Yes… not associated with the Himalayan Database, but as an independent journalist. That’s why I prefer to meet the climbers rather than sending them the form. It is amazing what you can find out during a face-to-face interview.

ExWeb: In the end, the main question is, why cheat?

Maybe is there’s so much pressure around them, maybe because of the sponsors. The fact is, some do lie.

Billi Bierling has summited Manaslu twice, Everst, Lhotse and Makalu.

Unlike Hawley, who never climbed herself, Bierling has summited a number of peaks, including five 8000’ers: Everest, Lhotse, Manaslu (twice), Makaluand Cho Oyu. Photo: Billi Bierling

ExWeb: Are honest mistakes possible? For instance, Luo Jing of China, whose team claimed that she had completed the 14 x 8000’ers, admitted on her own that she hadn’t reached Shishapangma’s main summit.

I do not know the details of that climb, because we only cover Nepal’s mountains, but indeed, there are climbers who really think they’ve summited and they haven’t. That’s very common on Manaslu, for instance. I wonder how many people have actually reached the real summit of Manaslu. Two years ago, many teams reached what seemed to be the summit, and later it came out that they had stopped short of the real top. There were five real summits against hundreds of claims. And some were really upset when they only found this out back in Kathmandu! Those people were not lying, they were mistaken. Mountaineers must do their research and find out where the real summit is, but so often they rely on Sherpas or mates or other teams instead.

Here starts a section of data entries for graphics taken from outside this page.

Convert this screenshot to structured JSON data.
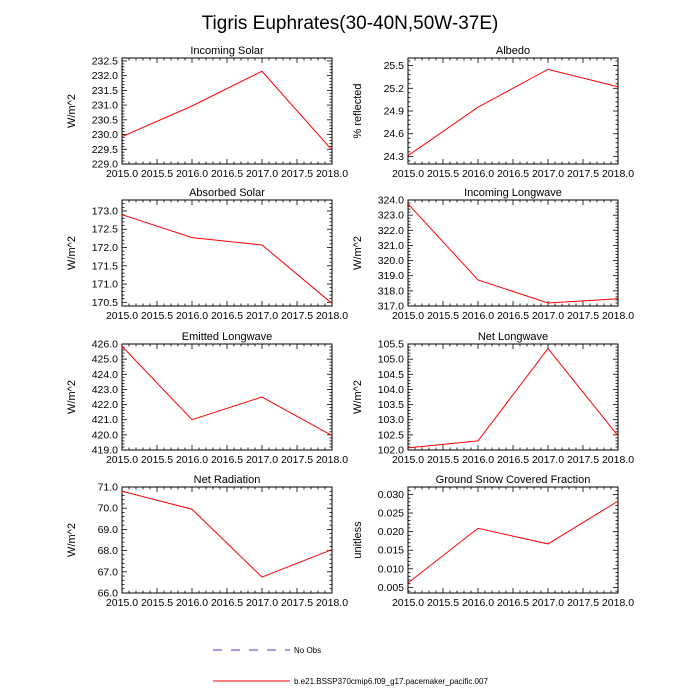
{
  "title": "Tigris Euphrates(30-40N,50W-37E)",
  "colors": {
    "series": "#ff0000",
    "obs": "#3b3bd6",
    "axis": "#000000"
  },
  "legend": [
    {
      "label": "No Obs",
      "style": "dashed",
      "color": "#3b3bd6"
    },
    {
      "label": "b.e21.BSSP370cmip6.f09_g17.pacemaker_pacific.007",
      "style": "solid",
      "color": "#ff0000"
    }
  ],
  "chart_data": [
    {
      "type": "line",
      "title": "Incoming Solar",
      "ylabel": "W/m^2",
      "x": [
        2015,
        2016,
        2017,
        2018
      ],
      "values": [
        229.93,
        230.97,
        232.15,
        229.47
      ],
      "xlim": [
        2015,
        2018
      ],
      "ylim": [
        229.0,
        232.6
      ],
      "xticks": [
        2015.0,
        2015.5,
        2016.0,
        2016.5,
        2017.0,
        2017.5,
        2018.0
      ],
      "xtick_labels": [
        "2015.0",
        "2015.5",
        "2016.0",
        "2016.5",
        "2017.0",
        "2017.5",
        "2018.0"
      ],
      "yticks": [
        229.0,
        229.5,
        230.0,
        230.5,
        231.0,
        231.5,
        232.0,
        232.5
      ],
      "ytick_labels": [
        "229.0",
        "229.5",
        "230.0",
        "230.5",
        "231.0",
        "231.5",
        "232.0",
        "232.5"
      ]
    },
    {
      "type": "line",
      "title": "Albedo",
      "ylabel": "% reflected",
      "x": [
        2015,
        2016,
        2017,
        2018
      ],
      "values": [
        24.31,
        24.95,
        25.45,
        25.22
      ],
      "xlim": [
        2015,
        2018
      ],
      "ylim": [
        24.2,
        25.6
      ],
      "xticks": [
        2015.0,
        2015.5,
        2016.0,
        2016.5,
        2017.0,
        2017.5,
        2018.0
      ],
      "xtick_labels": [
        "2015.0",
        "2015.5",
        "2016.0",
        "2016.5",
        "2017.0",
        "2017.5",
        "2018.0"
      ],
      "yticks": [
        24.3,
        24.6,
        24.9,
        25.2,
        25.5
      ],
      "ytick_labels": [
        "24.3",
        "24.6",
        "24.9",
        "25.2",
        "25.5"
      ]
    },
    {
      "type": "line",
      "title": "Absorbed Solar",
      "ylabel": "W/m^2",
      "x": [
        2015,
        2016,
        2017,
        2018
      ],
      "values": [
        172.9,
        172.27,
        172.07,
        170.47
      ],
      "xlim": [
        2015,
        2018
      ],
      "ylim": [
        170.4,
        173.3
      ],
      "xticks": [
        2015.0,
        2015.5,
        2016.0,
        2016.5,
        2017.0,
        2017.5,
        2018.0
      ],
      "xtick_labels": [
        "2015.0",
        "2015.5",
        "2016.0",
        "2016.5",
        "2017.0",
        "2017.5",
        "2018.0"
      ],
      "yticks": [
        170.5,
        171.0,
        171.5,
        172.0,
        172.5,
        173.0
      ],
      "ytick_labels": [
        "170.5",
        "171.0",
        "171.5",
        "172.0",
        "172.5",
        "173.0"
      ]
    },
    {
      "type": "line",
      "title": "Incoming Longwave",
      "ylabel": "W/m^2",
      "x": [
        2015,
        2016,
        2017,
        2018
      ],
      "values": [
        323.75,
        318.72,
        317.2,
        317.48
      ],
      "xlim": [
        2015,
        2018
      ],
      "ylim": [
        317.0,
        324.0
      ],
      "xticks": [
        2015.0,
        2015.5,
        2016.0,
        2016.5,
        2017.0,
        2017.5,
        2018.0
      ],
      "xtick_labels": [
        "2015.0",
        "2015.5",
        "2016.0",
        "2016.5",
        "2017.0",
        "2017.5",
        "2018.0"
      ],
      "yticks": [
        317.0,
        318.0,
        319.0,
        320.0,
        321.0,
        322.0,
        323.0,
        324.0
      ],
      "ytick_labels": [
        "317.0",
        "318.0",
        "319.0",
        "320.0",
        "321.0",
        "322.0",
        "323.0",
        "324.0"
      ]
    },
    {
      "type": "line",
      "title": "Emitted Longwave",
      "ylabel": "W/m^2",
      "x": [
        2015,
        2016,
        2017,
        2018
      ],
      "values": [
        425.85,
        421.0,
        422.5,
        419.95
      ],
      "xlim": [
        2015,
        2018
      ],
      "ylim": [
        419.0,
        426.0
      ],
      "xticks": [
        2015.0,
        2015.5,
        2016.0,
        2016.5,
        2017.0,
        2017.5,
        2018.0
      ],
      "xtick_labels": [
        "2015.0",
        "2015.5",
        "2016.0",
        "2016.5",
        "2017.0",
        "2017.5",
        "2018.0"
      ],
      "yticks": [
        419.0,
        420.0,
        421.0,
        422.0,
        423.0,
        424.0,
        425.0,
        426.0
      ],
      "ytick_labels": [
        "419.0",
        "420.0",
        "421.0",
        "422.0",
        "423.0",
        "424.0",
        "425.0",
        "426.0"
      ]
    },
    {
      "type": "line",
      "title": "Net Longwave",
      "ylabel": "W/m^2",
      "x": [
        2015,
        2016,
        2017,
        2018
      ],
      "values": [
        102.07,
        102.3,
        105.35,
        102.47
      ],
      "xlim": [
        2015,
        2018
      ],
      "ylim": [
        102.0,
        105.5
      ],
      "xticks": [
        2015.0,
        2015.5,
        2016.0,
        2016.5,
        2017.0,
        2017.5,
        2018.0
      ],
      "xtick_labels": [
        "2015.0",
        "2015.5",
        "2016.0",
        "2016.5",
        "2017.0",
        "2017.5",
        "2018.0"
      ],
      "yticks": [
        102.0,
        102.5,
        103.0,
        103.5,
        104.0,
        104.5,
        105.0,
        105.5
      ],
      "ytick_labels": [
        "102.0",
        "102.5",
        "103.0",
        "103.5",
        "104.0",
        "104.5",
        "105.0",
        "105.5"
      ]
    },
    {
      "type": "line",
      "title": "Net Radiation",
      "ylabel": "W/m^2",
      "x": [
        2015,
        2016,
        2017,
        2018
      ],
      "values": [
        70.8,
        69.95,
        66.75,
        68.05
      ],
      "xlim": [
        2015,
        2018
      ],
      "ylim": [
        66.0,
        71.0
      ],
      "xticks": [
        2015.0,
        2015.5,
        2016.0,
        2016.5,
        2017.0,
        2017.5,
        2018.0
      ],
      "xtick_labels": [
        "2015.0",
        "2015.5",
        "2016.0",
        "2016.5",
        "2017.0",
        "2017.5",
        "2018.0"
      ],
      "yticks": [
        66.0,
        67.0,
        68.0,
        69.0,
        70.0,
        71.0
      ],
      "ytick_labels": [
        "66.0",
        "67.0",
        "68.0",
        "69.0",
        "70.0",
        "71.0"
      ]
    },
    {
      "type": "line",
      "title": "Ground Snow Covered Fraction",
      "ylabel": "unitless",
      "x": [
        2015,
        2016,
        2017,
        2018
      ],
      "values": [
        0.0062,
        0.0209,
        0.0167,
        0.0282
      ],
      "xlim": [
        2015,
        2018
      ],
      "ylim": [
        0.0035,
        0.032
      ],
      "xticks": [
        2015.0,
        2015.5,
        2016.0,
        2016.5,
        2017.0,
        2017.5,
        2018.0
      ],
      "xtick_labels": [
        "2015.0",
        "2015.5",
        "2016.0",
        "2016.5",
        "2017.0",
        "2017.5",
        "2018.0"
      ],
      "yticks": [
        0.005,
        0.01,
        0.015,
        0.02,
        0.025,
        0.03
      ],
      "ytick_labels": [
        "0.005",
        "0.010",
        "0.015",
        "0.020",
        "0.025",
        "0.030"
      ]
    }
  ]
}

They feel they’ve paid for their guides to lead them to the finish line.

Appendix: The Other Chroniclers

While the Himalayan Database is a highly valuable source of information and is downloadable for free(!), it only includes peaks located in Nepal. Data on Shishapangma or Pakistan’s 8000’ers are not included. Eberhard Jurgalsky of Germany has tried to fill this gap, originally supported by a database compiled by Xabier Eguskitza of Spain. He then added his own entries for decades. His database includes detailed lists and tables, including summits on all 8000’ers, first ascents, anniversaries and rankings by gender, date, nationality, etc. Stats on his website,, have not been updated since 2016, but Eberhard may provide statistical information for a fee.

From Brazil, Rodrigo Granzotto Peron has complete tables on 8000’ers, 7000’ers, Pakistan spires, the former Snow Leopard listers in Central Asia, and so on. Granzotto likewise told ExplorersWeb that his work is getting harder every year because of increasing numbers of climbers and the need to double-check facts after not-so-clear claims. On the other hand, he reckoned that social media is making it easier to contact climbing teams.